Your request may be for disclosures made up to 6 years before the date of your request, but not for disclosures made before April 14, 2003. The first list you request within a 12-month period will be free. For additional lists, we may charge you for the costs of providing the list. We will notify you of the cost involved and you may choose to withdraw or modify your
request at the time before any costs are incurred.

Right to a Copy of This Notice

You have the right to request a copy of this Notice at any time by contacting the designated contact listed on the first page of this Notice. If you receive this Notice on our Website or by electronic mail, you also are entitled to request a paper copy of this Notice.

COMPLAINTS

You may complain to us if you believe that we have violated your privacy rights. You may file a complaint with us by calling us at the number listed on the first page of this Notice.
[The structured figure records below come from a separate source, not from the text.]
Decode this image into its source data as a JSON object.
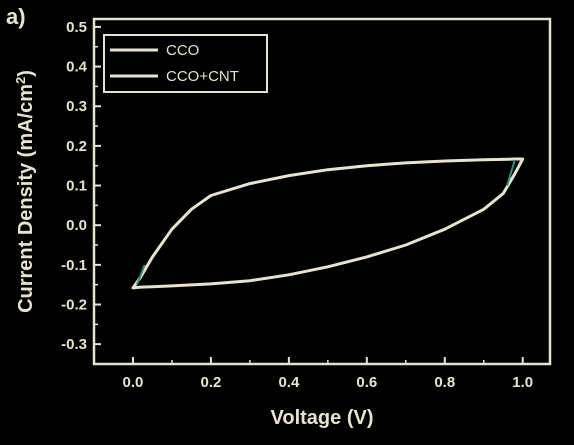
{
  "panel_label": "a)",
  "colors": {
    "background": "#000000",
    "foreground": "#e9e2cc",
    "cco_curve": "#e9e2cc",
    "cco_cnt_curve": "#2f8f7a"
  },
  "chart_data": {
    "type": "line",
    "title": "",
    "xlabel": "Voltage (V)",
    "ylabel_main": "Current Density (mA/cm",
    "ylabel_sup": "2",
    "ylabel_end": ")",
    "xlim": [
      -0.1,
      1.07
    ],
    "ylim": [
      -0.35,
      0.52
    ],
    "x_ticks": [
      0.0,
      0.2,
      0.4,
      0.6,
      0.8,
      1.0
    ],
    "x_tick_labels": [
      "0.0",
      "0.2",
      "0.4",
      "0.6",
      "0.8",
      "1.0"
    ],
    "y_ticks": [
      -0.3,
      -0.2,
      -0.1,
      0.0,
      0.1,
      0.2,
      0.3,
      0.4,
      0.5
    ],
    "y_tick_labels": [
      "-0.3",
      "-0.2",
      "-0.1",
      "0.0",
      "0.1",
      "0.2",
      "0.3",
      "0.4",
      "0.5"
    ],
    "legend_position": "top-left",
    "series": [
      {
        "name": "CCO",
        "x": [
          0.0,
          0.02,
          0.05,
          0.1,
          0.15,
          0.2,
          0.3,
          0.4,
          0.5,
          0.6,
          0.7,
          0.8,
          0.9,
          0.95,
          0.98,
          1.0,
          0.98,
          0.95,
          0.9,
          0.8,
          0.7,
          0.6,
          0.5,
          0.4,
          0.3,
          0.2,
          0.1,
          0.05,
          0.02,
          0.0
        ],
        "y": [
          -0.158,
          -0.13,
          -0.08,
          -0.01,
          0.04,
          0.075,
          0.105,
          0.125,
          0.14,
          0.15,
          0.157,
          0.162,
          0.165,
          0.166,
          0.167,
          0.167,
          0.13,
          0.08,
          0.04,
          -0.01,
          -0.05,
          -0.08,
          -0.105,
          -0.125,
          -0.14,
          -0.148,
          -0.153,
          -0.155,
          -0.156,
          -0.158
        ]
      },
      {
        "name": "CCO+CNT",
        "x": [
          0.01,
          0.02,
          0.03,
          0.96,
          0.97,
          0.98
        ],
        "y": [
          -0.15,
          -0.12,
          -0.1,
          0.1,
          0.12,
          0.165
        ]
      }
    ]
  }
}
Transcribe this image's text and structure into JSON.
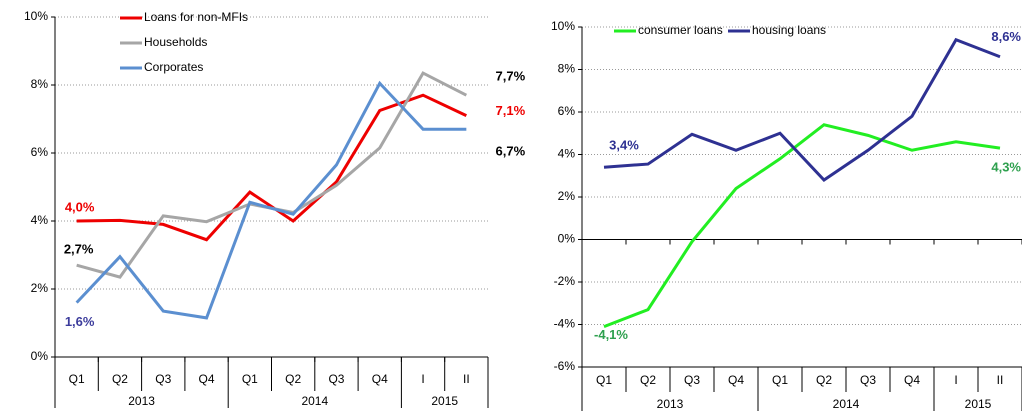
{
  "chart_data": [
    {
      "type": "line",
      "categories": [
        "Q1",
        "Q2",
        "Q3",
        "Q4",
        "Q1",
        "Q2",
        "Q3",
        "Q4",
        "I",
        "II"
      ],
      "groups": [
        {
          "name": "2013",
          "count": 4
        },
        {
          "name": "2014",
          "count": 4
        },
        {
          "name": "2015",
          "count": 2
        }
      ],
      "ylim": [
        0,
        10
      ],
      "yticks": [
        {
          "value": 0,
          "label": "0%"
        },
        {
          "value": 2,
          "label": "2%"
        },
        {
          "value": 4,
          "label": "4%"
        },
        {
          "value": 6,
          "label": "6%"
        },
        {
          "value": 8,
          "label": "8%"
        },
        {
          "value": 10,
          "label": "10%"
        }
      ],
      "grid": true,
      "legend": "upper left",
      "series": [
        {
          "name": "Loans for non-MFIs",
          "color": "#ee0000",
          "values": [
            4.0,
            4.02,
            3.9,
            3.45,
            4.85,
            4.0,
            5.15,
            7.25,
            7.7,
            7.1
          ],
          "value_labels": [
            "4,0%",
            null,
            null,
            null,
            null,
            null,
            null,
            null,
            null,
            "7,1%"
          ],
          "value_label_colors": [
            "#ee0000",
            null,
            null,
            null,
            null,
            null,
            null,
            null,
            null,
            "#ee0000"
          ]
        },
        {
          "name": "Households",
          "color": "#a6a6a6",
          "values": [
            2.7,
            2.35,
            4.15,
            3.98,
            4.5,
            4.25,
            5.05,
            6.15,
            8.35,
            7.7
          ],
          "value_labels": [
            "2,7%",
            null,
            null,
            null,
            null,
            null,
            null,
            null,
            null,
            "7,7%"
          ],
          "value_label_colors": [
            "#000000",
            null,
            null,
            null,
            null,
            null,
            null,
            null,
            null,
            "#000000"
          ]
        },
        {
          "name": "Corporates",
          "color": "#5b8fd0",
          "values": [
            1.6,
            2.95,
            1.35,
            1.15,
            4.55,
            4.2,
            5.65,
            8.05,
            6.7,
            6.7
          ],
          "value_labels": [
            "1,6%",
            null,
            null,
            null,
            null,
            null,
            null,
            null,
            null,
            "6,7%"
          ],
          "value_label_colors": [
            "#3c3c9c",
            null,
            null,
            null,
            null,
            null,
            null,
            null,
            null,
            "#000000"
          ]
        }
      ]
    },
    {
      "type": "line",
      "categories": [
        "Q1",
        "Q2",
        "Q3",
        "Q4",
        "Q1",
        "Q2",
        "Q3",
        "Q4",
        "I",
        "II"
      ],
      "groups": [
        {
          "name": "2013",
          "count": 4
        },
        {
          "name": "2014",
          "count": 4
        },
        {
          "name": "2015",
          "count": 2
        }
      ],
      "ylim": [
        -6,
        10
      ],
      "yticks": [
        {
          "value": -6,
          "label": "-6%"
        },
        {
          "value": -4,
          "label": "-4%"
        },
        {
          "value": -2,
          "label": "-2%"
        },
        {
          "value": 0,
          "label": "0%"
        },
        {
          "value": 2,
          "label": "2%"
        },
        {
          "value": 4,
          "label": "4%"
        },
        {
          "value": 6,
          "label": "6%"
        },
        {
          "value": 8,
          "label": "8%"
        },
        {
          "value": 10,
          "label": "10%"
        }
      ],
      "grid": true,
      "legend": "upper left",
      "series": [
        {
          "name": "consumer loans",
          "color": "#22ee22",
          "values": [
            -4.1,
            -3.3,
            -0.1,
            2.4,
            3.8,
            5.4,
            4.9,
            4.2,
            4.6,
            4.3
          ],
          "value_labels": [
            "-4,1%",
            null,
            null,
            null,
            null,
            null,
            null,
            null,
            null,
            "4,3%"
          ],
          "value_label_colors": [
            "#2ea04e",
            null,
            null,
            null,
            null,
            null,
            null,
            null,
            null,
            "#2ea04e"
          ]
        },
        {
          "name": "housing loans",
          "color": "#2e3192",
          "values": [
            3.4,
            3.55,
            4.95,
            4.2,
            5.0,
            2.8,
            4.2,
            5.8,
            9.4,
            8.6
          ],
          "value_labels": [
            "3,4%",
            null,
            null,
            null,
            null,
            null,
            null,
            null,
            null,
            "8,6%"
          ],
          "value_label_colors": [
            "#2e3192",
            null,
            null,
            null,
            null,
            null,
            null,
            null,
            null,
            "#2e3192"
          ]
        }
      ]
    }
  ]
}
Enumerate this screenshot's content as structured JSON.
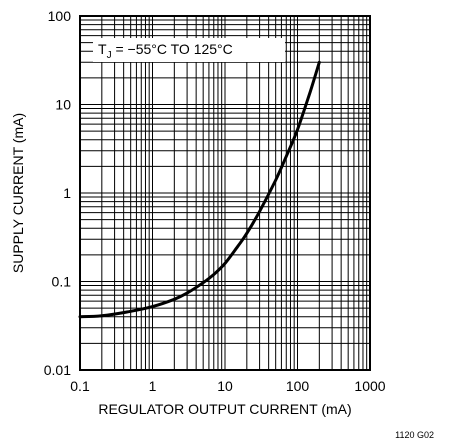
{
  "chart_data": {
    "type": "line",
    "title": "",
    "xlabel": "REGULATOR OUTPUT CURRENT (mA)",
    "ylabel": "SUPPLY CURRENT (mA)",
    "x_scale": "log",
    "y_scale": "log",
    "xlim": [
      0.1,
      1000
    ],
    "ylim": [
      0.01,
      100
    ],
    "x_tick_labels": [
      "0.1",
      "1",
      "10",
      "100",
      "1000"
    ],
    "y_tick_labels": [
      "0.01",
      "0.1",
      "1",
      "10",
      "100"
    ],
    "grid": true,
    "legend": "none",
    "annotation": {
      "prefix": "T",
      "subscript": "J",
      "text": " = −55°C TO 125°C"
    },
    "series": [
      {
        "line_color": "#000000",
        "x": [
          0.1,
          0.2,
          0.5,
          1,
          2,
          3,
          5,
          7,
          10,
          15,
          20,
          30,
          50,
          70,
          100,
          150,
          200
        ],
        "y": [
          0.04,
          0.041,
          0.046,
          0.052,
          0.063,
          0.074,
          0.097,
          0.12,
          0.16,
          0.25,
          0.35,
          0.62,
          1.4,
          2.6,
          5.2,
          14,
          30
        ]
      }
    ]
  },
  "figure_id": "1120 G02"
}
A copy of a complaint form is available from this contact office.

You also may file a complaint with the Secretary of the U.S. Department of Health and Human Services. Complaints filed directly with the Secretary must: (1) be in writing; (2) contain the name of the entity against which the complaint is lodged; (3) describe the relevant problems; and
(4) be filed within 180 days of the time you became or should have become aware of the problem.

We will not penalize or any other way retaliate against you for filing a complaint with the Secretary or with us.